Le clergé camerounais affirme avoir fait l’objet de menaces et d’autres formes d’intimidation lors des élections locales du 12 mars.
Ce jour-là, 15 000 conseillers régionaux ont voté pour 70 des sénateurs du Sénat camerounais, qui compte 100 sièges. Les 30 autres sénateurs seront nommés par le président du pays.
Dans les deux provinces anglophones du pays, qui connaissent actuellement une rébellion séparatiste, des miliciens locaux ont appelé les conseillers à boycotter le vote. L’élection s’est toutefois déroulée sous haute protection.
Les anglophones représentent 20 % des 27 millions d’habitants du Cameroun, dont la majorité parle français.
Pendant les élections, le clergé catholique dit avoir été pris pour cible.
« Les rues de Bamenda [capitale de la région du Nord-Ouest] ont été abandonnées pendant la majeure partie de la journée et les gens n’ont commencé à sortir que vers le soir », se souvient le père Joseph Awoh, vice-chancelier de l’université catholique de Bamenda.
« Certains cultes n’ont pas eu lieu, et certains de ceux qui ont eu lieu ont été très peu fréquentés. Il n’y avait pas de transports publics (y compris les vélos) et tous les magasins étaient fermés », a-t-il ajouté.
Le prêtre a déclaré que quelqu’un avait prévenu le clergé de la région de ne pas se montrer le jour des élections, « même si nous n’avions rien à voir avec les élections qui se déroulaient ».
Le père Awoh est cependant sorti ce jour-là pour célébrer la messe.
« J’ai célébré une messe tôt le matin dans l’une des églises des environs. Sur le chemin du retour, j’ai été arrêté par un militaire qui a demandé à son collègue de [fouiller] mon véhicule », a expliqué M. Awoh.
Alors que je sortais de la voiture pour ouvrir le coffre qui, selon lui, devait être fouillé de fond en comble, un autre prêtre s’est arrêté derrière moi et le militaire qui m’avait arrêté a crié en français à ses collègues : « Contrôlez surtout les pasteurs » : Controllez surtout les pasteurs-là », raconte le prêtre.

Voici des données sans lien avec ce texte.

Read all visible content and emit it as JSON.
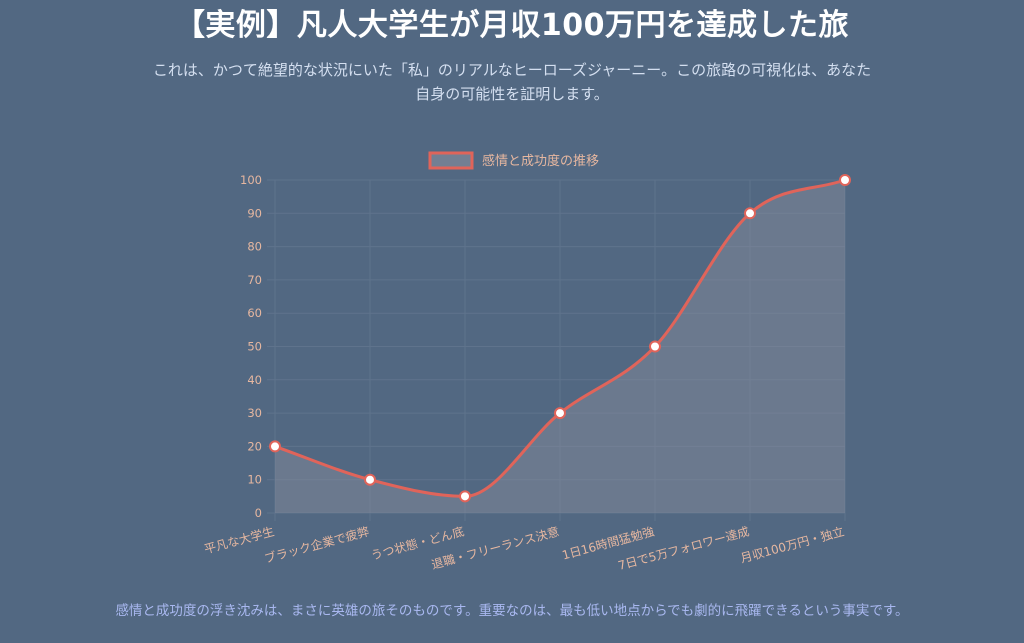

Ce qui se traduit approximativement par « contrôlez surtout les pasteurs là ».
Selon lui, le soldat savait qu’ils étaient prêtres puisqu’ils portaient tous deux une soutane.
« J’ai été frappé de voir qu’il s’en prenait aux prêtres, d’autant plus que j’ai appris plus tard qu’il y avait eu des explosions d’engins explosifs improvisés un peu plus tôt dans la ville. Quelqu’un avait-il dit aux militaires que les prêtres transportaient des engins explosifs improvisés dans la ville ? Awoh poursuit .
Il s’agit peut-être d’un événement « insignifiant » aux yeux de beaucoup, mais il est représentatif de ce que nous avons vécu au « point zéro » pendant la majeure partie de ce que l’on a appelé la crise anglophone », a-t-il ajouté.
La crise a commencé par des grèves d’enseignants et d’avocats à la fin de l’année 2016. Ils demandaient au gouvernement des réformes qui garantiraient l’indépendance du système juridique de Common Law et du système éducatif hérités de la Grande-Bretagne coloniale et pratiqués dans les deux régions anglophones.
Ils accusaient le gouvernement central de tenter d’imposer le système de droit civil d’inspiration française pratiqué dans le reste du pays.
Lorsque le gouvernement a répondu aux grèves par la force meurtrière, un mouvement séparatiste a vu le jour l’année suivante, dans le but de former un nouveau pays appelé Ambazonie.
Selon l’International Crisis Group, au moins 6 000 personnes ont été tuées depuis lors. Au moins un million de personnes ont été forcées de fuir leurs maisons.
Celles qui sont restées vivent dans la peur perpétuelle des combattants séparatistes et des soldats du gouvernement.
« Tous ceux qui brandissent une arme se jouent de Dieu tout-puissant et essaient de vous montrer que votre vie est entre leurs mains et qu’ils peuvent en faire ce qu’ils veulent », a déclaré M. Awoh.
« Nous sommes coincés de part et d’autre et subissons une pression énorme pour prouver aux protagonistes de la crise que nous n’avons aucune sympathie pour leurs adversaires, même si dans nos cœurs nous en avons », a ajouté le prêtre.